Wander afar from the nudists-

They emulate all my common fears.

They are my foes.

Grains of sand.

A Stormy clap of hands.

Alone in this operation,

The agenda is to make sure I get by on an innuendo.

Fear to be me-

To let the tears show up my negativity.

Look for the silver lining….

Give up?

Be happy or die trying.

This is a message in a bottle

Fish are borderline crying.

In yer face

Illiterate

Poet ,

writer ,

Creativist of my right palm.

Read in between the lines

I’m the maker of my own divine crime.

* My mind has gone blank. I’m struggling to write. A person close to me is in surgery. I’m waiting .Write to recover. Part of the ‘be happy or die trying’ series

The conduct of the fear

Introduction to the function

of life from the conception of conduct.

His caress catches me off guard.

Wanton to stay in his embrace.

Yet my inner scars compel me to flee.

Does he get me?

Does he see my plea?

Forever  etched into my life –  part of  my unforgettable history.
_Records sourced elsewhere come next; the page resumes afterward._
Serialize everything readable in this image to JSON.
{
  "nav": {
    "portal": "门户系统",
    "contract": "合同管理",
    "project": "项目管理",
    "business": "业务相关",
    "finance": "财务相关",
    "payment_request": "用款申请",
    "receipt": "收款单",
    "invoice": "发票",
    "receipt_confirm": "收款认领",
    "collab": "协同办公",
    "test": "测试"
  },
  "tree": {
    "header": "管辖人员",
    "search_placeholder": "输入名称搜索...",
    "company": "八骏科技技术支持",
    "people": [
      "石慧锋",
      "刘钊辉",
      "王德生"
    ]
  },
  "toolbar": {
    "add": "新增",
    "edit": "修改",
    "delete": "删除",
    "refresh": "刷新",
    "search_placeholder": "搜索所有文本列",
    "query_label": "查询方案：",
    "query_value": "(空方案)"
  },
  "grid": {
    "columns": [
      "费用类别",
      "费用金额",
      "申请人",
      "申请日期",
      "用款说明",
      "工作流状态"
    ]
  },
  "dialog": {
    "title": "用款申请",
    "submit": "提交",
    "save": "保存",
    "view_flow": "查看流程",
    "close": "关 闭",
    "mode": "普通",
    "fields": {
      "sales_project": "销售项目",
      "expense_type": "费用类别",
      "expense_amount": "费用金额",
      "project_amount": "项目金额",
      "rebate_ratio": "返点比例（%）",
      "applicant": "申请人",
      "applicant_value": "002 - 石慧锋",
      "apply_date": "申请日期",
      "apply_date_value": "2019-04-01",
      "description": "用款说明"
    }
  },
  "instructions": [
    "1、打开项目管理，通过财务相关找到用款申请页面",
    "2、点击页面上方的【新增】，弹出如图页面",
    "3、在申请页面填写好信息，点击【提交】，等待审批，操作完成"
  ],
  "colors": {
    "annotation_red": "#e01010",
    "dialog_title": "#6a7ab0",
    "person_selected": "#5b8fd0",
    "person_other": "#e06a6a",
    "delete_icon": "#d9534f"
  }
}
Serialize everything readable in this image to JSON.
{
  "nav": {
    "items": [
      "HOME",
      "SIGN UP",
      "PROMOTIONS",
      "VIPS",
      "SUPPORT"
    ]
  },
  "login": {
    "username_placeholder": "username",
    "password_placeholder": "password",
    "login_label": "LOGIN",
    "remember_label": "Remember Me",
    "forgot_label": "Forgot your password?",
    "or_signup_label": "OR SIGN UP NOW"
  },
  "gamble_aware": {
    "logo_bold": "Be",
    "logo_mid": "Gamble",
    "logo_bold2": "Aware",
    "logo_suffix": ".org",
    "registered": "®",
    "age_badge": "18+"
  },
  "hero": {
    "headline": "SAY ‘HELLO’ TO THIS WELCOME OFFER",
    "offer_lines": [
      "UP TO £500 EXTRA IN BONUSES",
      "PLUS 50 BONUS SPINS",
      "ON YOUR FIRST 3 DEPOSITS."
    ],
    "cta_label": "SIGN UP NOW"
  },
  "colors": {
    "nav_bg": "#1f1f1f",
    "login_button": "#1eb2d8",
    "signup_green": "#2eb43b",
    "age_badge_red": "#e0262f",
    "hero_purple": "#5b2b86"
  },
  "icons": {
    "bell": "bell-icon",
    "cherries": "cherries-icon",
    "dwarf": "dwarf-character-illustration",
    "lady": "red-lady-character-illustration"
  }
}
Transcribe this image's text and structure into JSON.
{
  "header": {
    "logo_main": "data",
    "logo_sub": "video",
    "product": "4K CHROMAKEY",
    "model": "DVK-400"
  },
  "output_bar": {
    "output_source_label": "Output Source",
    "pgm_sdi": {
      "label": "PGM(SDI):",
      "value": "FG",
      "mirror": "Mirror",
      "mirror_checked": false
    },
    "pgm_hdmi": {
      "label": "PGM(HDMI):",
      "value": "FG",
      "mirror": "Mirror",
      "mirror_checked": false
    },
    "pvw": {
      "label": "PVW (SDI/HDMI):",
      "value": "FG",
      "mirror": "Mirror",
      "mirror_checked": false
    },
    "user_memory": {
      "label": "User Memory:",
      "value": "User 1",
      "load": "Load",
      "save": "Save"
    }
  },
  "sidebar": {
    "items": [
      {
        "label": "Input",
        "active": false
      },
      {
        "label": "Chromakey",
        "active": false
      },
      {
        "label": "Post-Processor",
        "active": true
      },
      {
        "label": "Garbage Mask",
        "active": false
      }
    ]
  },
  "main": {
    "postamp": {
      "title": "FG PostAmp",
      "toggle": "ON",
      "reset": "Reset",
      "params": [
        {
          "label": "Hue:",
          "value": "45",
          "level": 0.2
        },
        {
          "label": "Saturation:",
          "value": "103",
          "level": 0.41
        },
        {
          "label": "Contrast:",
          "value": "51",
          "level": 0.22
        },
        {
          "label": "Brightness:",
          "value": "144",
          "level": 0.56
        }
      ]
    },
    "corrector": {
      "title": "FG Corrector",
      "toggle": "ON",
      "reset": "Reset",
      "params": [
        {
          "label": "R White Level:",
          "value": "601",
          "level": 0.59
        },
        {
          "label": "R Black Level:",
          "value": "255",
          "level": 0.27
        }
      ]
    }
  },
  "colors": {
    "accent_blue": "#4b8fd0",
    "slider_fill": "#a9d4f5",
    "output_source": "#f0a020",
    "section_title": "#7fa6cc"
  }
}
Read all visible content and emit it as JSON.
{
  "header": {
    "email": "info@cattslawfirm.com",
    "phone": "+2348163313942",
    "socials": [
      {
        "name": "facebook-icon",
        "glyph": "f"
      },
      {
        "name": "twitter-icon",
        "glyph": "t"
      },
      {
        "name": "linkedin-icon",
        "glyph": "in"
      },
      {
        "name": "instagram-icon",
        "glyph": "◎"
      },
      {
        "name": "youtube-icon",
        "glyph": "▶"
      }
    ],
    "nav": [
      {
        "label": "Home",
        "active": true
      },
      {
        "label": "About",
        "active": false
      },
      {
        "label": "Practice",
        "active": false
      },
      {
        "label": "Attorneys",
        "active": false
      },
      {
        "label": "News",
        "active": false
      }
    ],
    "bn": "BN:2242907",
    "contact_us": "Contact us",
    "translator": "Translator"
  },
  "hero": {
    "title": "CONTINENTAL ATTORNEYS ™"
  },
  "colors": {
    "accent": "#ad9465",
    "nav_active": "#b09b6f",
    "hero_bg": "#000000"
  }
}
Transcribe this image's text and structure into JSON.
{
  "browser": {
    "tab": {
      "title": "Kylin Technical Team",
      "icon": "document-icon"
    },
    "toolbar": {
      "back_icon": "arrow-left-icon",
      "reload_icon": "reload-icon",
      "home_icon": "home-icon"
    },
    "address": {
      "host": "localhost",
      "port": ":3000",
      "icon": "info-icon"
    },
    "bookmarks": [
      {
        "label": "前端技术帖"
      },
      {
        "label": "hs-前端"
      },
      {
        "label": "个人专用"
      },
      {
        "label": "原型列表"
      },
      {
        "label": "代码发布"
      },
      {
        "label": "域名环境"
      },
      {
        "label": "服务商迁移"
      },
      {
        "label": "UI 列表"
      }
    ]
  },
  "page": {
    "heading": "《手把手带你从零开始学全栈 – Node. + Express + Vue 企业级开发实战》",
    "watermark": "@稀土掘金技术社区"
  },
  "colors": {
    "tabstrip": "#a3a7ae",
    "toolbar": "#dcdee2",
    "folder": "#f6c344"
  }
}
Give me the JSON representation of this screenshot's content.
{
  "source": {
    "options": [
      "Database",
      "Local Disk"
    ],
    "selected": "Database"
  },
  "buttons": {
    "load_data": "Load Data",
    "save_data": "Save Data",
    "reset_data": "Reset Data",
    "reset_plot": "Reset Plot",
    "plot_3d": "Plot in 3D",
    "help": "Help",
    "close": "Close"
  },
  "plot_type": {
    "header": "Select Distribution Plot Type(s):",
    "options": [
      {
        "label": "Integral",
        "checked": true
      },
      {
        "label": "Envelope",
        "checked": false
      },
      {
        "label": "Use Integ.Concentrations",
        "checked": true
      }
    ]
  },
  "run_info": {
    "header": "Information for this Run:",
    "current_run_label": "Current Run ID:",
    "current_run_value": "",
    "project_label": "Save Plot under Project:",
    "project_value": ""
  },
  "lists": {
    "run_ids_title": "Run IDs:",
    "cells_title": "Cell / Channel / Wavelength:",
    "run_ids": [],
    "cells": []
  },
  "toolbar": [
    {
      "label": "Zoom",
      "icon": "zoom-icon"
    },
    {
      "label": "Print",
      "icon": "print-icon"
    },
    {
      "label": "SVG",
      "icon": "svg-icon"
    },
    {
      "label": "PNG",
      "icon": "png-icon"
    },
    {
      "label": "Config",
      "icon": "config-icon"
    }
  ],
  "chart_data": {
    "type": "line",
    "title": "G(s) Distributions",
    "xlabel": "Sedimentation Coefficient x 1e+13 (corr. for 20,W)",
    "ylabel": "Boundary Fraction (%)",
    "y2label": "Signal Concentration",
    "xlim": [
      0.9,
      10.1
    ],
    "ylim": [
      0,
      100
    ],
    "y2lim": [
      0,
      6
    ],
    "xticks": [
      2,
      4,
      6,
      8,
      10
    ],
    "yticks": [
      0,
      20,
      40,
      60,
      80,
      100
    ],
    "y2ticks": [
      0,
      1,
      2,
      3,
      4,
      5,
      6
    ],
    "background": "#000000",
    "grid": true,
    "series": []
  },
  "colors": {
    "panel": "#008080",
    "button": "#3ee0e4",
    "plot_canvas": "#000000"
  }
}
Scared to be loved for fear of the ‘let down’.

Don’t condemn a man to exile without giving him the chance

to make up for past hurts betwixt by fear.

Is its so hard to believe in my inner beauty?

No wonder  I can’t fathom if I have something to offer

without waivering.

Constantly wondering if I have what it takes to make me believe in

love.

I am the walking dead caught in a blizzard

Desperately trying to believe warmth lies in the body of another.